How can you participate in green finance?
"Green finance is gaining momentum in developing countries, with India's green bond market expected to reach $50 billion by 2025 and China having the world's largest green bank," says Gaurav Shrivastav.
"Innovative examples include the Green Climate Fund, which has invested over $10 billion in renewable energy, energy efficiency, and sustainable agriculture projects, and the African Development Bank's New Deal on Energy for Africa, which aims to provide universal access to electricity and sustainable energy for all Africans by 2030," he adds.
Here are five ways to participate in green financing
Green tips are some simple and practical ways to make your investments more green and responsible. For example, you can do research on the Environmental, Social, and Governance (ESG) ratings, disclosures, and impacts of potential investments.
Additionally, diversifying your portfolio and balancing your risk and return expectations according to your goals and preferences is important.
Moreover, engaging with your investees and using your voting rights and voice to influence their policies and practices is beneficial. Furthermore, monitoring your portfolio and reviewing your performance and impact on a regular basis is recommended.
Lastly, seeking professional advice from experts or advisors who specialize in green finance is wise.
Green bonds are fixed-income securities that raise funds for environmentally friendly projects, such as renewable energy, clean transportation, or pollution prevention. They offer a similar return and risk profile as conventional bonds but with the added benefit of supporting green causes.
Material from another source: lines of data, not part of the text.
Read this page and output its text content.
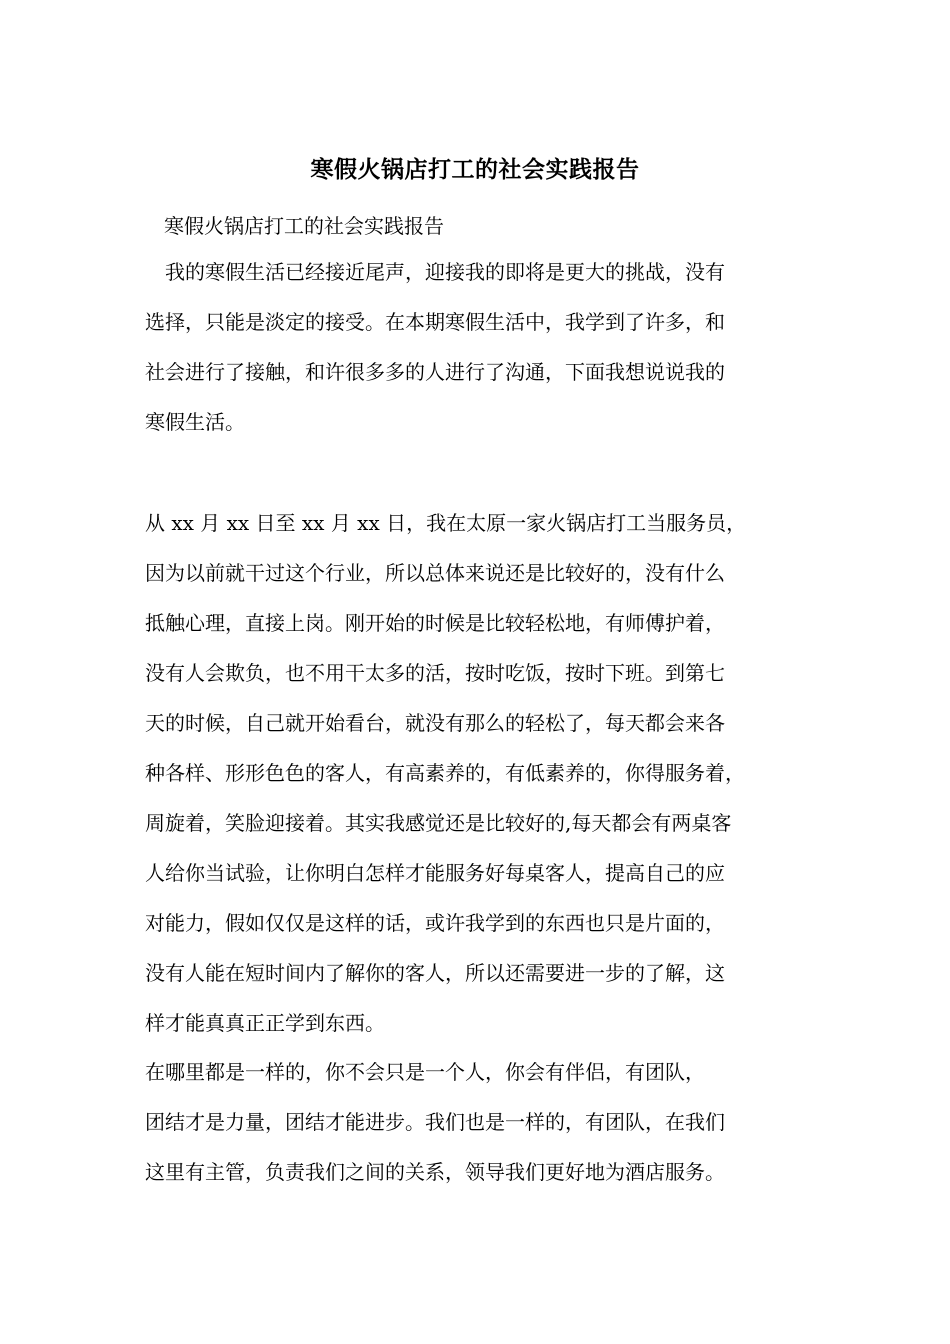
寒假火锅店打工的社会实践报告
寒假火锅店打工的社会实践报告
　我的寒假生活已经接近尾声，迎接我的即将是更大的挑战，没有
选择，只能是淡定的接受。在本期寒假生活中，我学到了许多，和
社会进行了接触，和许很多多的人进行了沟通，下面我想说说我的
寒假生活。
从 xx 月 xx 日至 xx 月 xx 日，我在太原一家火锅店打工当服务员，
因为以前就干过这个行业，所以总体来说还是比较好的，没有什么
抵触心理，直接上岗。刚开始的时候是比较轻松地，有师傅护着，
没有人会欺负，也不用干太多的活，按时吃饭，按时下班。到第七
天的时候，自己就开始看台，就没有那么的轻松了，每天都会来各
种各样、形形色色的客人，有高素养的，有低素养的，你得服务着，
周旋着，笑脸迎接着。其实我感觉还是比较好的,每天都会有两桌客
人给你当试验，让你明白怎样才能服务好每桌客人，提高自己的应
对能力，假如仅仅是这样的话，或许我学到的东西也只是片面的，
没有人能在短时间内了解你的客人，所以还需要进一步的了解，这
样才能真真正正学到东西。
在哪里都是一样的，你不会只是一个人，你会有伴侣，有团队，
团结才是力量，团结才能进步。我们也是一样的，有团队，在我们
这里有主管，负责我们之间的关系，领导我们更好地为酒店服务。
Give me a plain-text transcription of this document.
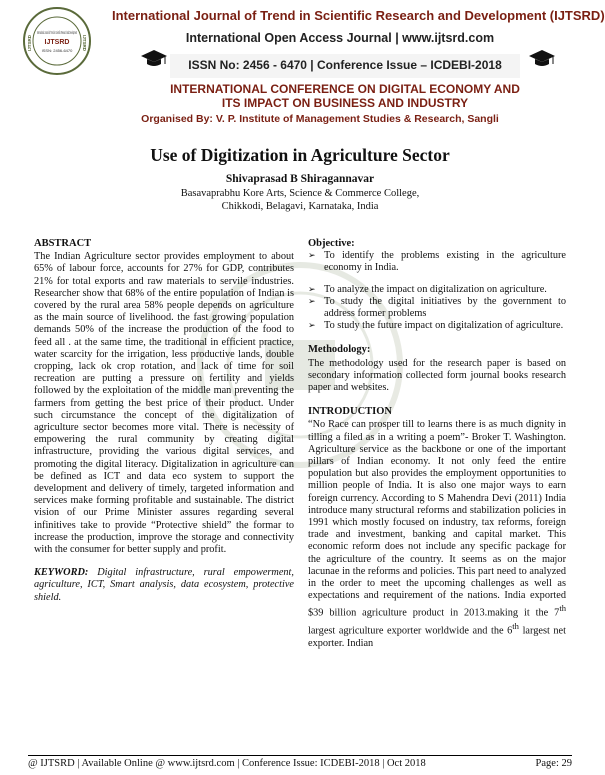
International Journal of Trend in Scientific Research and Development
IJTSRD
ISSN: 2456-6470
IJTSRD	IJTSRD
International Journal of Trend in Scientific Research and Development (IJTSRD)
International Open Access Journal | www.ijtsrd.com
ISSN No: 2456 - 6470 | Conference Issue – ICDEBI-2018
INTERNATIONAL CONFERENCE ON DIGITAL ECONOMY AND
ITS IMPACT ON BUSINESS AND INDUSTRY
Organised By: V. P. Institute of Management Studies & Research, Sangli
Use of Digitization in Agriculture Sector
Shivaprasad B Shiragannavar
Basavaprabhu Kore Arts, Science & Commerce College,
Chikkodi, Belagavi, Karnataka, India
ABSTRACT
The Indian Agriculture sector provides employment to about 65% of labour force, accounts for 27% for GDP, contributes 21% for total exports and raw materials to servile industries. Researcher show that 68% of the entire population of Indian is covered by the rural area 58% people depends on agriculture as the main source of livelihood. the fast growing population demands 50% of the increase the production of the food to feed all . at the same time, the traditional in efficient practice, water scarcity for the irrigation, less productive lands, double cropping, lack ok crop rotation, and lack of time for soil recreation are putting a pressure on fertility and yields followed by the exploitation of the middle man preventing the farmers from getting the best price of their product. Under such circumstance the concept of the digitalization of agriculture sector becomes more vital. There is necessity of empowering the rural community by creating digital infrastructure, providing the various digital services, and promoting the digital literacy. Digitalization in agriculture can be defined as ICT and data eco system to support the development and delivery of timely, targeted information and services make forming profitable and sustainable. The district vision of our Prime Minister assures regarding several infinitives take to provide “Protective shield” the formar to increase the production, improve the storage and connectivity with the consumer for better supply and profit.
KEYWORD: Digital infrastructure, rural empowerment, agriculture, ICT, Smart analysis, data ecosystem, protective shield.
Objective:
➢ To identify the problems existing in the agriculture economy in India.
➢ To analyze the impact on digitalization on agriculture.
➢ To study the digital initiatives by the government to address former problems
➢ To study the future impact on digitalization of agriculture.
Methodology:
The methodology used for the research paper is based on secondary information collected form journal books research paper and websites.
INTRODUCTION
“No Race can prosper till to learns there is as much dignity in tilling a filed as in a writing a poem”- Broker T. Washington. Agriculture service as the backbone or one of the important pillars of Indian economy. It not only feed the entire population but also provides the employment opportunities to million people of India. It is also one major ways to earn foreign currency. According to S Mahendra Devi (2011) India introduce many structural reforms and stabilization policies in 1991 which mostly focused on industry, tax reforms, foreign trade and investment, banking and capital market. This economic reform does not include any specific package for the agriculture of the country. It seems as on the major lacunae in the reforms and policies. This part need to analyzed in the order to meet the upcoming challenges as well as expectations and requirement of the nations. India exported $39 billion agriculture product in 2013.making it the 7th largest agriculture exporter worldwide and the 6th largest net exporter. Indian
@ IJTSRD | Available Online @ www.ijtsrd.com | Conference Issue: ICDEBI-2018 | Oct 2018	Page: 29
You can buy green bonds directly from issuers, such as governments, corporations, or banks, or through funds or Exchange-traded Funds (ETFs) that specialize in green bonds.
Green stocks are shares of companies that produce or provide green products or services, such as solar panels, electric vehicles, or organic farming. They can offer higher growth potential than traditional stocks, but also higher volatility and uncertainty. You can buy green stocks individually or through funds or ETFs that focus on green sectors or themes, such as clean energy, circular economy, or social impact.
Green funds are mutual funds or ETFs that invest in a diversified portfolio of green assets, such as bonds, stocks, or commodities. They can help you access a wide range of green opportunities and reduce your exposure to specific risks or markets. However, you should be aware of the fees, performance, and criteria of each fund, as there is no universal definition or standard of what constitutes green finance.
Green certificates are certificates that certify that a certain amount of electricity was generated from renewable sources, such as wind, solar, or hydro. They can help you offset your carbon footprint and support green energy producers. You can buy green certificates from various providers, such as utilities, brokers, or platforms, or through some funds or ETFs that include them in their portfolio.
Green crowdfunding is a way of raising money from a large number of people online for a specific green project, business, or initiative. It can help you support innovative and impactful ideas that may not have access to traditional financing sources. You can participate in green crowdfunding through various platforms, such as Kickstarter, Indiegogo, or GoFundMe, or through some funds or ETFs that invest in crowdfunded projects.